My advice to people like Rabbi Sacks would be to concentrate more on exploring the root of anti-Semitism, which might produce much better results. People don’t just wake-up one day and decide to hate a certain race or religion, something creates this hatred. Right or wrong, these are the facts, only when we face the truth can we eliminate the problem.

The usual response to articles like this is to attack the author as an anti-Semitic (which I’m not), but it is so much easier to do this rather than debate the matter openly. I have written honestly about many subjects: Colour, Muslims, War, Politics, Catholics, God, Homosexuals, Prostitutes and many other delicate topics, but only one has ever attracted censorship (several times). This is not because I use offensive language on this subject or display racialist views, but because a limited number would prefer to see anti-Semitism continue, as it helps them to promote their own agenda with the minimum of interference.
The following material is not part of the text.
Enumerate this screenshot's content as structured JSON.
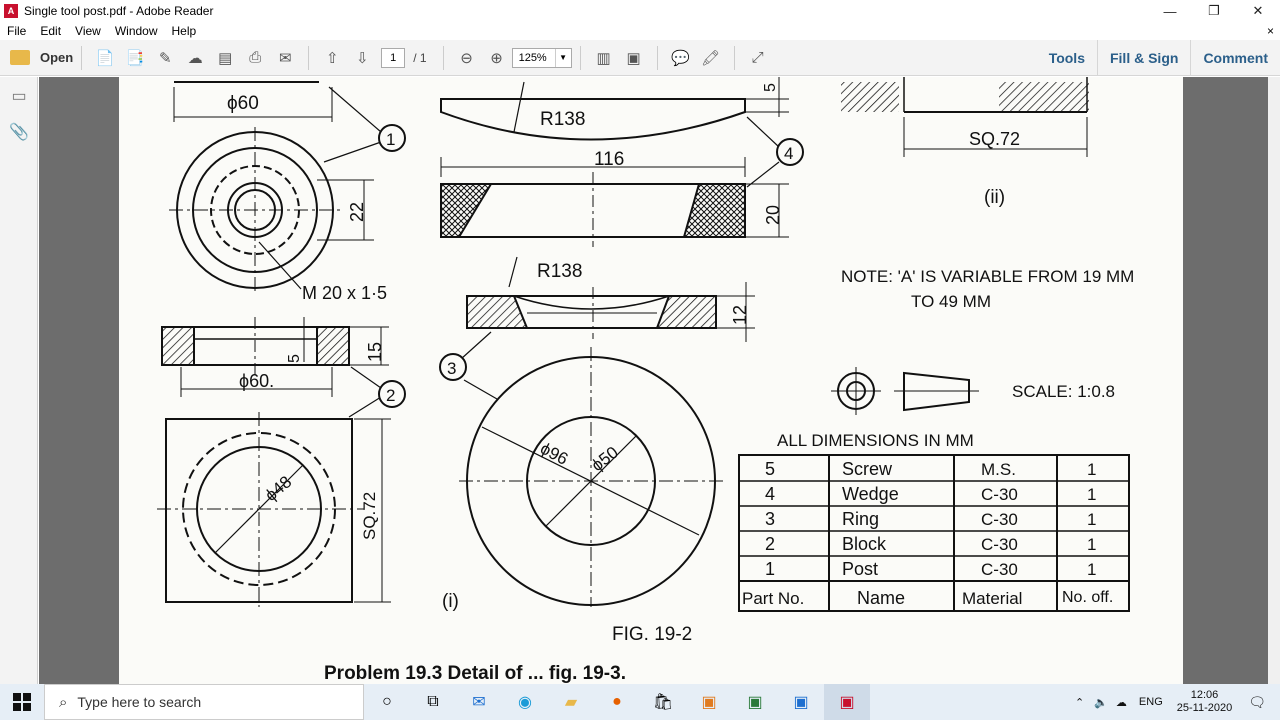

Personally, I would like to see all forms of racial and religious hatred vanish, but this can only happen when certain people stop using religion for personal gain, and allow writers to speak freely about their concerns.

Is anti-Semitism on the rise in the UK? Maybe, but have we also seen an increase in Islamaphobia too? We must look at all potential problems with an unbiased eye and treat them all as equally serious. A victim is a victim, regardless of their race, colour or religion, for one to expect preferential treatment is selfish and insulting to the others!

Let’s put these “politically correct” rules and regulations where they belong (I’m sure you know where), and place our trust in more traditional laws and commonsense. People should be encouraged to develop their views based on facts, not forced to “tip-toe” around important issues because they are made to fear the consequences. Thought control is the most dangerous “strain” we are facing today, a disease that threatens us all.